In 2023, GHG emissions in Germany fell to 673 million tons of carbon dioxide equivalent, according to Agora Energiewende. That is down 46% compared to the reference year of 1990 and the lowest level since the 1950s. At the same time, carbon emissions were about 49 million tons below the German national target of 722 million tons as specified by Germany’s Climate Protection Act and 73 million tons lower than the prior year.

Golden Gate Bridge, for article on Golden Gate Bridge suicide prevention net

Suicide-prevention net beneath Golden Gate Bridge completed

The Golden Gate Bridge now has a continuous stainless steel safety net running the full 1.7-mile span, suspended 20 feet below the deck where drivers can’t see it. As the net neared completion in 2023, the number of people who jumped fell by more than half — a quiet but powerful early sign that it’s working. The project was driven by the Bridge Rail Foundation, a small group of parents who lost children at the bridge and refused to give up over more than 18 years of advocacy. Their win is a reminder that thoughtful design, backed by evidence and persistence, can turn even the most heartbreaking places into something safer for everyone who comes next.

Molecule of the human hormone glucagon

Australian scientists regenerate diabetics’ damaged cells to produce insulin

For many years, research has focused on identifying novel therapies that stimulate beta-cell growth and function to restore insulin production in type 1 diabetics. Now, researchers at the Baker Heart and Diabetes Institute in Melbourne have brought us a step closer to making this a reality, regenerating damaged pancreatic cells so they can produce insulin and functionally respond to blood glucose levels. The novel therapeutic approach has the potential to become the first disease-modifying treatment for type 1 diabetes.
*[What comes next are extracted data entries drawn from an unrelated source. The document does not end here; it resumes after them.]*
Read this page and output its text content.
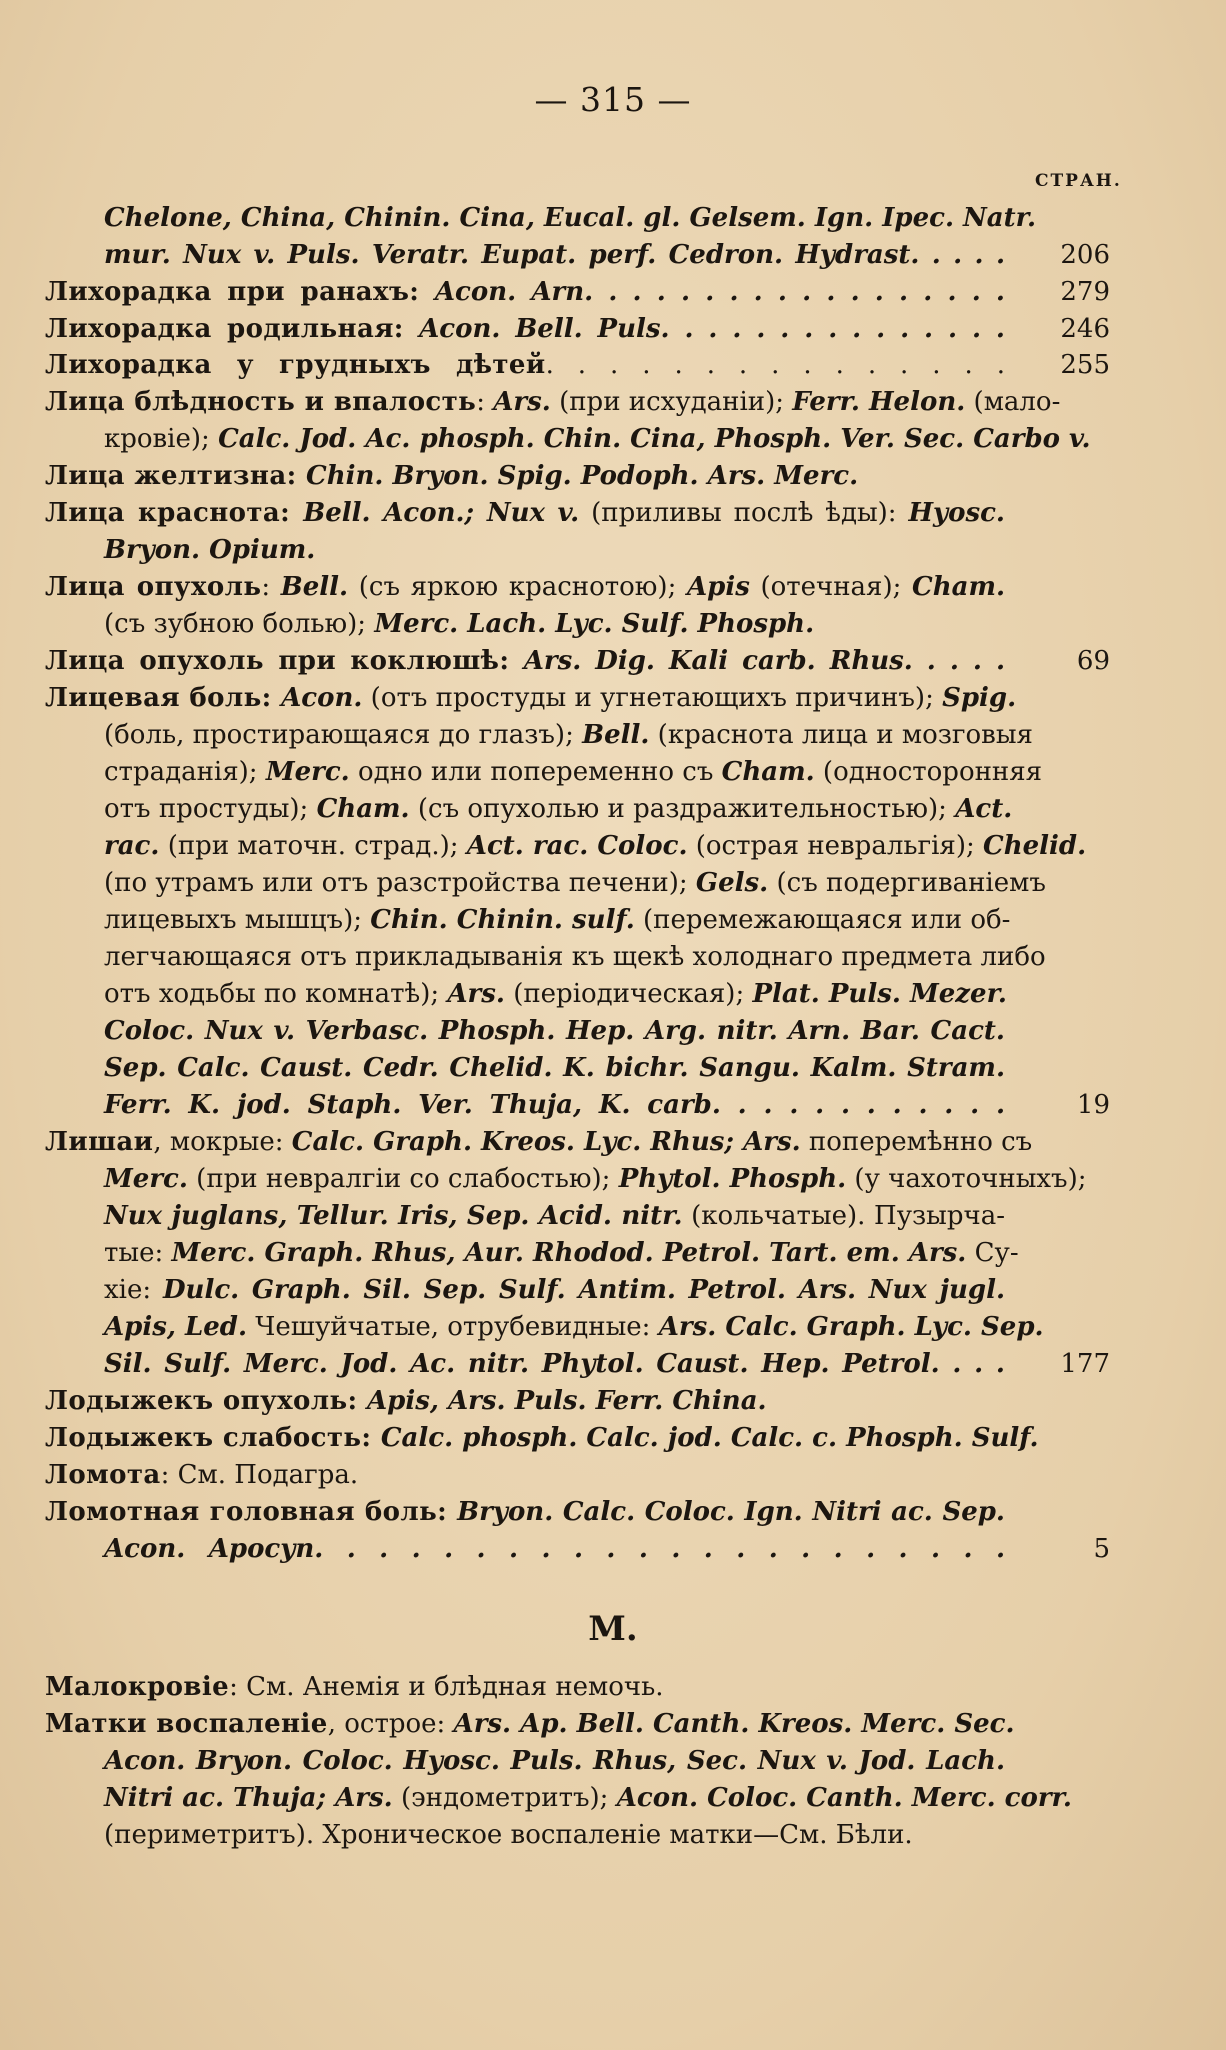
— 315 —
СТРАН.
Chelone, China, Chinin. Cina, Eucal. gl. Gelsem. Ign. Ipec. Natr.
mur. Nux v. Puls. Veratr. Eupat. perf. Cedron. Hydrast. . . . .
Лихорадка при ранахъ: Acon. Arn. . . . . . . . . . . . . . . . . .
Лихорадка родильная: Acon. Bell. Puls. . . . . . . . . . . . . . .
Лихорадка у грудныхъ дѣтей. . . . . . . . . . . . . . .
Лица блѣдность и впалость: Ars. (при исхуданіи); Ferr. Helon. (мало-
кровіе); Calc. Jod. Ac. phosph. Chin. Cina, Phosph. Ver. Sec. Carbo v.
Лица желтизна: Chin. Bryon. Spig. Podoph. Ars. Merc.
Лица краснота: Bell. Acon.; Nux v. (приливы послѣ ѣды): Hyosc.
Bryon. Opium.
Лица опухоль: Bell. (съ яркою краснотою); Apis (отечная); Cham.
(съ зубною болью); Merc. Lach. Lyc. Sulf. Phosph.
Лица опухоль при коклюшѣ: Ars. Dig. Kali carb. Rhus. . . . .
Лицевая боль: Acon. (отъ простуды и угнетающихъ причинъ); Spig.
(боль, простирающаяся до глазъ); Bell. (краснота лица и мозговыя
страданія); Merc. одно или попеременно съ Cham. (односторонняя
отъ простуды); Cham. (съ опухолью и раздражительностью); Act.
rac. (при маточн. страд.); Act. rac. Coloc. (острая невральгія); Chelid.
(по утрамъ или отъ разстройства печени); Gels. (съ подергиваніемъ
лицевыхъ мышцъ); Chin. Chinin. sulf. (перемежающаяся или об-
легчающаяся отъ прикладыванія къ щекѣ холоднаго предмета либо
отъ ходьбы по комнатѣ); Ars. (періодическая); Plat. Puls. Mezer.
Coloc. Nux v. Verbasc. Phosph. Hep. Arg. nitr. Arn. Bar. Cact.
Sep. Calc. Caust. Cedr. Chelid. K. bichr. Sangu. Kalm. Stram.
Ferr. K. jod. Staph. Ver. Thuja, K. carb. . . . . . . . . . . .
Лишаи, мокрые: Calc. Graph. Kreos. Lyc. Rhus; Ars. поперемѣнно съ
Merc. (при невралгіи со слабостью); Phytol. Phosph. (у чахоточныхъ);
Nux juglans, Tellur. Iris, Sep. Acid. nitr. (кольчатые). Пузырча-
тые: Merc. Graph. Rhus, Aur. Rhodod. Petrol. Tart. em. Ars. Су-
хіе: Dulc. Graph. Sil. Sep. Sulf. Antim. Petrol. Ars. Nux jugl.
Apis, Led. Чешуйчатые, отрубевидные: Ars. Calc. Graph. Lyc. Sep.
Sil. Sulf. Merc. Jod. Ac. nitr. Phytol. Caust. Hep. Petrol. . . .
Лодыжекъ опухоль: Apis, Ars. Puls. Ferr. China.
Лодыжекъ слабость: Calc. phosph. Calc. jod. Calc. c. Phosph. Sulf.
Ломота: См. Подагра.
Ломотная головная боль: Bryon. Calc. Coloc. Ign. Nitri ac. Sep.
Acon. Apocyn. . . . . . . . . . . . . . . . . . . . . .
M.
Малокровіе: См. Анемія и блѣдная немочь.
Матки воспаленіе, острое: Ars. Ap. Bell. Canth. Kreos. Merc. Sec.
Acon. Bryon. Coloc. Hyosc. Puls. Rhus, Sec. Nux v. Jod. Lach.
Nitri ac. Thuja; Ars. (эндометритъ); Acon. Coloc. Canth. Merc. corr.
(периметритъ). Хроническое воспаленіе матки—См. Бѣли.
206
279
246
255
69
19
177
5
Wind turbines, for article on offshore wind farm

Offshore wind sites are delivering power to the grid for the first time in U.S. history

In December 2023, Danish wind energy developer Ørsted and the utility Eversource announced that their first turbine was sending electricity from what will be a 12-turbine wind farm, South Fork Wind, 35 miles east of Montauk Point, New York. Now, the joint owners of the Vineyard Wind project have announced the first electricity from one turbine at what will be a 62-turbine wind farm 15 miles off the coast of Massachusetts.
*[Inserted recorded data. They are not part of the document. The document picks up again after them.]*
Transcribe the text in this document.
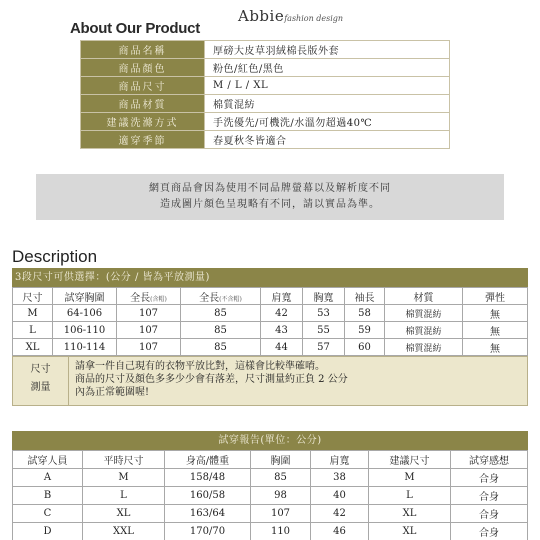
Abbiefashion design
About Our Product
商品名稱	厚磅大皮草羽絨棉長版外套
商品顏色	粉色/紅色/黑色
商品尺寸	M / L / XL
商品材質	棉質混紡
建議洗滌方式	手洗優先/可機洗/水溫勿超過40℃
適穿季節	春夏秋冬皆適合
網頁商品會因為使用不同品牌螢幕以及解析度不同
造成圖片顏色呈現略有不同，請以實品為準。
Description
3段尺寸可供選擇：(公分 / 皆為平放測量)
尺寸	試穿胸圍	全長(含帽)	全長(不含帽)	肩寬	胸寬	袖長	材質	彈性
M	64-106	107	85	42	53	58	棉質混紡	無
L	106-110	107	85	43	55	59	棉質混紡	無
XL	110-114	107	85	44	57	60	棉質混紡	無
尺寸
測量
請拿一件自己現有的衣物平放比對，這樣會比較準確唷。
商品的尺寸及顏色多多少少會有落差，尺寸測量約正負 2 公分
內為正常範圍喔!
試穿報告(單位：公分)
試穿人員	平時尺寸	身高/體重	胸圍	肩寬	建議尺寸	試穿感想
A	M	158/48	85	38	M	合身
B	L	160/58	98	40	L	合身
C	XL	163/64	107	42	XL	合身
D	XXL	170/70	110	46	XL	合身
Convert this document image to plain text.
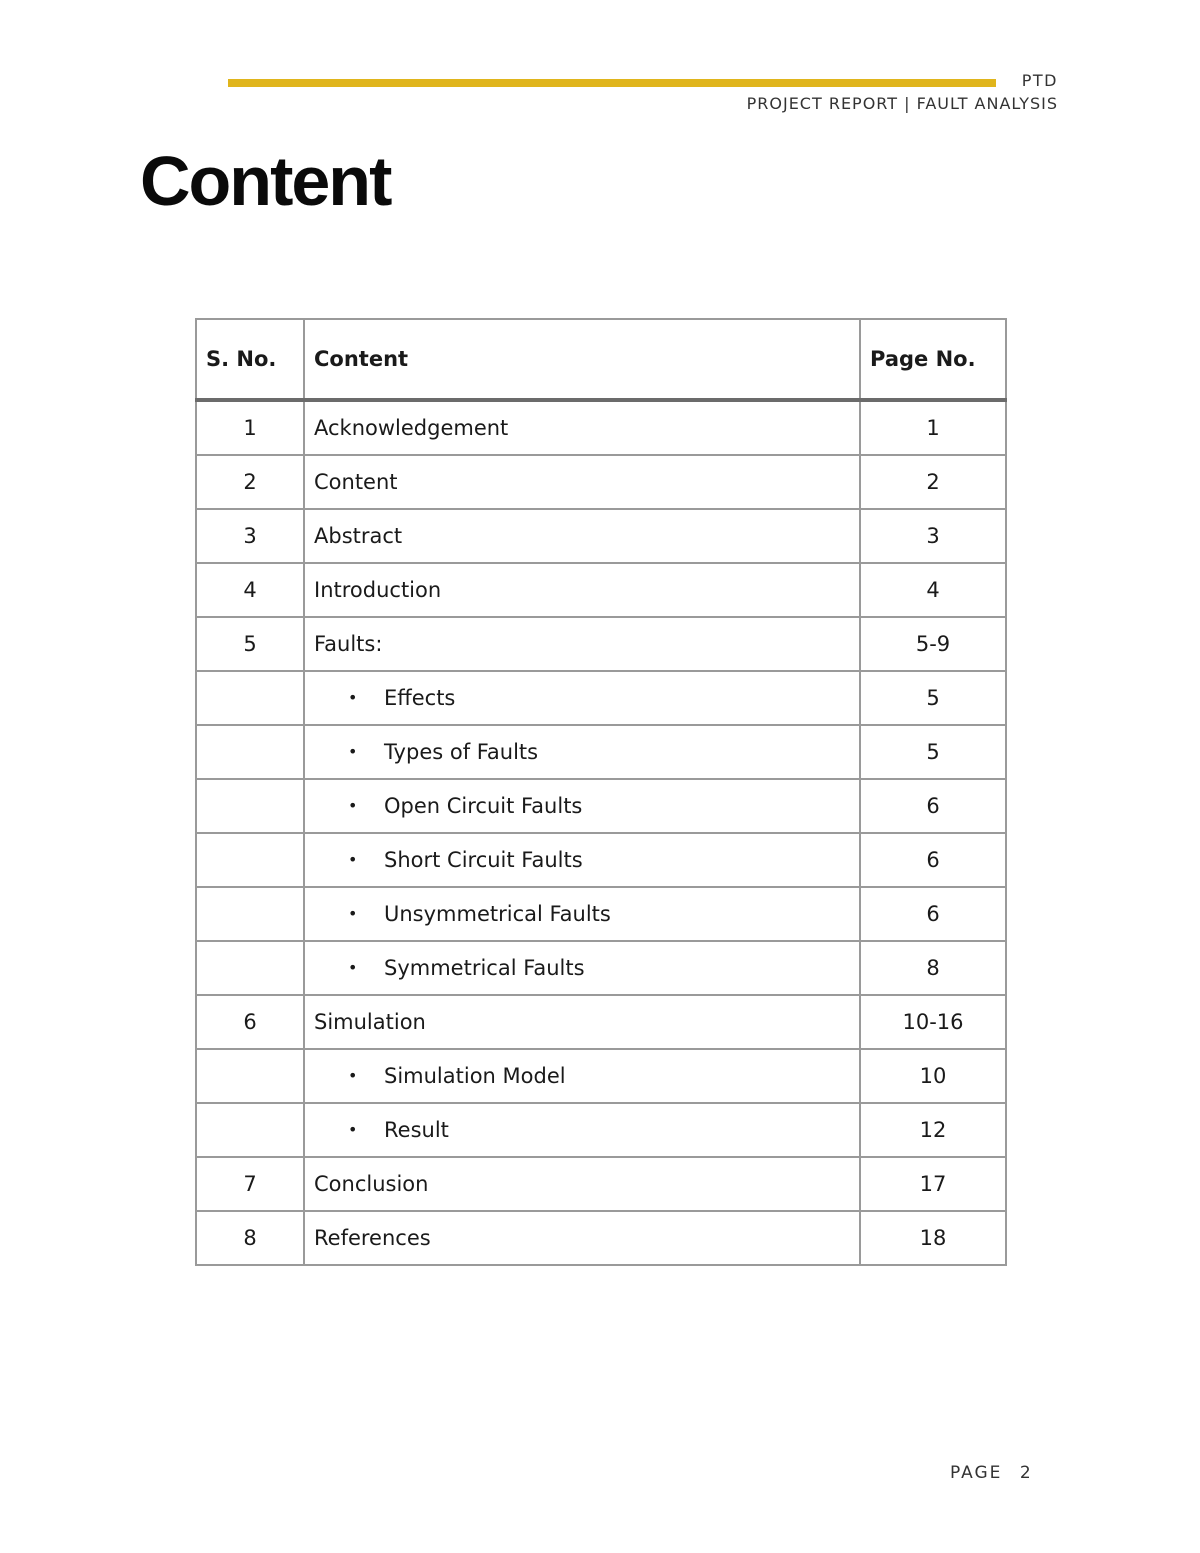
PTD
PROJECT REPORT | FAULT ANALYSIS
Content
S. No.	Content	Page No.
1	Acknowledgement	1
2	Content	2
3	Abstract	3
4	Introduction	4
5	Faults:	5-9

	• Effects	5

	• Types of Faults	5

	• Open Circuit Faults	6

	• Short Circuit Faults	6

	• Unsymmetrical Faults	6

	• Symmetrical Faults	8
6	Simulation	10-16

	• Simulation Model	10

	• Result	12
7	Conclusion	17
8	References	18
PAGE 2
Aerial view of London and the Thames, for article on U.K. renewable energy record

U.K. use of gas and coal for electricity at lowest since 1957

The UK’s electricity grid just hit a milestone unseen since 1957: gas and coal together produced less power than in any year of the last seven decades. Renewables — wind, solar, hydro, and biomass — supplied a record 42% of electricity in 2023, while coal alone has fallen 97% since 2008 and is set to disappear from the grid entirely when Britain’s last coal plant shuts in September 2024. Add nuclear, and more than half of the country’s electricity now comes from sources that emit no carbon. The deeper significance is simple: a major industrialized economy can run mostly on clean power not as a forecast, but as a lived, ordinary year — proof other countries can point to.